Virgil went back into the shop and looked at a Cressi Travelight BCD for $460. He’d used a BC a few dozen times when he was on leave from the army, diving in the wine-dark Aegean; and he’d gone diving a bit back in the Midwest, with a DNR biologist who was researching the h
abits and habitats of large muskies. Virgil had gotten a nice In-Fisherman article out of that, but he hadn’t had a tank on since the summer before.
“Can I get you one of those?” asked the blonde, who wore a name tag that said Gretchen.
“Actually, I need some divers. I’m a cop and I’d like somebody to dive a couple of pools on the Butternut.”
“You don’t look entirely like a cop,” she said, in a friendly way.

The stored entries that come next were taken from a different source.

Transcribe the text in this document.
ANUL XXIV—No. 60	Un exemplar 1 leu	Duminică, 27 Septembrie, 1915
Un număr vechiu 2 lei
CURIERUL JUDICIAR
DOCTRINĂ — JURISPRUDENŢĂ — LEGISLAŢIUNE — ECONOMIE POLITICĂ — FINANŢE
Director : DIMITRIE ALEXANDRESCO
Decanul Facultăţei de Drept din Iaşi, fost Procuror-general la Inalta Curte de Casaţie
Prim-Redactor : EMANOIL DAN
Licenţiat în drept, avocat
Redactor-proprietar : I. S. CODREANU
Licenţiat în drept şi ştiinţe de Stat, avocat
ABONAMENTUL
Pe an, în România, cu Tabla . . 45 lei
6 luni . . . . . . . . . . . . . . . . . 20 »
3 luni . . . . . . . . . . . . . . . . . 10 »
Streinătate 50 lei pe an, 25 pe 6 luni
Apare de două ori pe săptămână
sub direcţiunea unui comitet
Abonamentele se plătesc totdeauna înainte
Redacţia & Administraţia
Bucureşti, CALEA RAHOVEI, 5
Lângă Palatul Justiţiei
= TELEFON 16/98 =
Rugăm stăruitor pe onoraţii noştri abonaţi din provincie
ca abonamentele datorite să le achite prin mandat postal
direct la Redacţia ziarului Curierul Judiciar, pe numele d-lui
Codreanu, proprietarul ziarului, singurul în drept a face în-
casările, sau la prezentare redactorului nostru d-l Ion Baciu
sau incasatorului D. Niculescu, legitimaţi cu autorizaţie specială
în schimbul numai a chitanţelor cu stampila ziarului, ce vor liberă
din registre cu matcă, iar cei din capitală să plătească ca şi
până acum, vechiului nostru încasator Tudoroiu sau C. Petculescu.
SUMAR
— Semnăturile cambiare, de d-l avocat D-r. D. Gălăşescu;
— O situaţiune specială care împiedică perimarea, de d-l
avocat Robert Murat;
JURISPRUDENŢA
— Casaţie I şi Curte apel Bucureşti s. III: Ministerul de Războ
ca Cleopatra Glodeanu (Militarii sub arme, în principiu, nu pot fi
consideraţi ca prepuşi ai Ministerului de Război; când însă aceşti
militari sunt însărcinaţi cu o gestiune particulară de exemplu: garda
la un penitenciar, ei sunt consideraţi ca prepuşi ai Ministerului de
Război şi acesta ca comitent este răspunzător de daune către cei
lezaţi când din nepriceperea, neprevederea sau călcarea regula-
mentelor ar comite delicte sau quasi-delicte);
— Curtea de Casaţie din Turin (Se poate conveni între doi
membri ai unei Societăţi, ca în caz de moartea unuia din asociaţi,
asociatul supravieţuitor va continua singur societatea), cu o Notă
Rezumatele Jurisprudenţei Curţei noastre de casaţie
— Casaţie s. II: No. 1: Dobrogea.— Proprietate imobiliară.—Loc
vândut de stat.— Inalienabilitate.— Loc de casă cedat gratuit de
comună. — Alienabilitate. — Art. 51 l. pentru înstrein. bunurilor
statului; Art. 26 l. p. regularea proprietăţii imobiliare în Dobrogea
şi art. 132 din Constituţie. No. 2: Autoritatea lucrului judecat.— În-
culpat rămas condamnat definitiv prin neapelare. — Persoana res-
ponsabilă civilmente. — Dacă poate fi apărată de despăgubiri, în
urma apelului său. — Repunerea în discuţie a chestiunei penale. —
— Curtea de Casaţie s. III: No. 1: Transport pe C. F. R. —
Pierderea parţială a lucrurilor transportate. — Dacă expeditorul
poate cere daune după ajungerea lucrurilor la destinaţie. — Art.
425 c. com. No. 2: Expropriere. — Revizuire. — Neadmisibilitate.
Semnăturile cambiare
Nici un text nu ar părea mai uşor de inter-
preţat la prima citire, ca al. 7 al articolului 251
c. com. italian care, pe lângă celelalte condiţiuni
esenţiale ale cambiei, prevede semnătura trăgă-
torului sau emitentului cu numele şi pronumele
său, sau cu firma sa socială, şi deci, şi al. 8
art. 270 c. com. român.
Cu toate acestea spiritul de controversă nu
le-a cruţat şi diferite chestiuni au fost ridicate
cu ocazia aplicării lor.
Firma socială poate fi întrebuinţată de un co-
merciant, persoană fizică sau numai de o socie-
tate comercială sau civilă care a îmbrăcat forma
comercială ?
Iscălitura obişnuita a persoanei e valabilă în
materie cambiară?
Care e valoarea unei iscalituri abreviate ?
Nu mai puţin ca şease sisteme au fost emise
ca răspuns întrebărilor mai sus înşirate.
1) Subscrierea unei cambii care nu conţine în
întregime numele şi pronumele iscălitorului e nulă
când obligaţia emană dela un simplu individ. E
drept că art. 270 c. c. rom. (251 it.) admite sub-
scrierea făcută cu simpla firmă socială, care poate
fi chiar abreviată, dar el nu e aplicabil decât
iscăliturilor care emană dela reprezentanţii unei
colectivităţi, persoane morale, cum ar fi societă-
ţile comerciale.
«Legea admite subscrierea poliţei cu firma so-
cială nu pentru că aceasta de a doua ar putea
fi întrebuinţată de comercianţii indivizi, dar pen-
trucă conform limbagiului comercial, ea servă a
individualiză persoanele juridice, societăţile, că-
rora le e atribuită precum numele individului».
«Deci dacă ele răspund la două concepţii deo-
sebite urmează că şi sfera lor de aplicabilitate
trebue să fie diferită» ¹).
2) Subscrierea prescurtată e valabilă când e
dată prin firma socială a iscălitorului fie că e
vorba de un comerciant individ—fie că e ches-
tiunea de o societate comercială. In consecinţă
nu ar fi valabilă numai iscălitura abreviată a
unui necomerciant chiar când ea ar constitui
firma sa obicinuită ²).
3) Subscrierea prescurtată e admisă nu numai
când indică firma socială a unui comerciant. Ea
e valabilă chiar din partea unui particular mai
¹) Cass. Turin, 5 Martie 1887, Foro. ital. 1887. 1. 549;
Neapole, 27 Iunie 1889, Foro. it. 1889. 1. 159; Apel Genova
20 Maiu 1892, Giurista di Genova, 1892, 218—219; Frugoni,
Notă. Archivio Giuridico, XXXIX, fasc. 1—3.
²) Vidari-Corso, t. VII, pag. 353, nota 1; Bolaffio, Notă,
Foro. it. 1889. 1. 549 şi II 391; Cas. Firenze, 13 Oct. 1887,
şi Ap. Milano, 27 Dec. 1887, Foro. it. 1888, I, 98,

“Well, I am, Virgil Flowers with the Bureau of Criminal Apprehension.”
“Okay, I’ve read about you,” she said. “We do dives for the police.... Somebody drown?”
Virgil shook his head: “We’re not looking for a body. We’re looking for some electronic equipment.”
“Uh, will we get paid?”
“We can work something out,” Virgil said. “It’s the state, so it might take a while to get the check.”
A short, square, red-haired man with a red British RAF mustache came through the door, looked at Gretchen, then at Virgil, and Virgil said, “Hey, Frank.”
THE DEAL WAS DONE in five minutes, and Frank called a guy named Retrief and told him to bring his gear up to the PyeMart site, and make it quick. Thinking that he might rent some equipment and go in the water, Virgil dug out his certification card, and Frank asked him how many dives he had in. Virgil said, “Maybe a hundred . . . maybe. Haven’t been down for a while.”
Frank said, “We’d spend more time making sure you’re okay, than it’d be worth. You get down there, and you can’t see more than about two feet. Blind diving’s a whole new thing. It’s easy to get tangled up in shit.”
That made sense to Virgil, since visibility was one of the reasons he quit diving in Minnesota; so he helped Gretchen and Frank load their gear in the back of Frank’s truck, and they followed him out to the PyeMart site, and then back along the track to the river, Virgil plowing down the weeds in his government truck.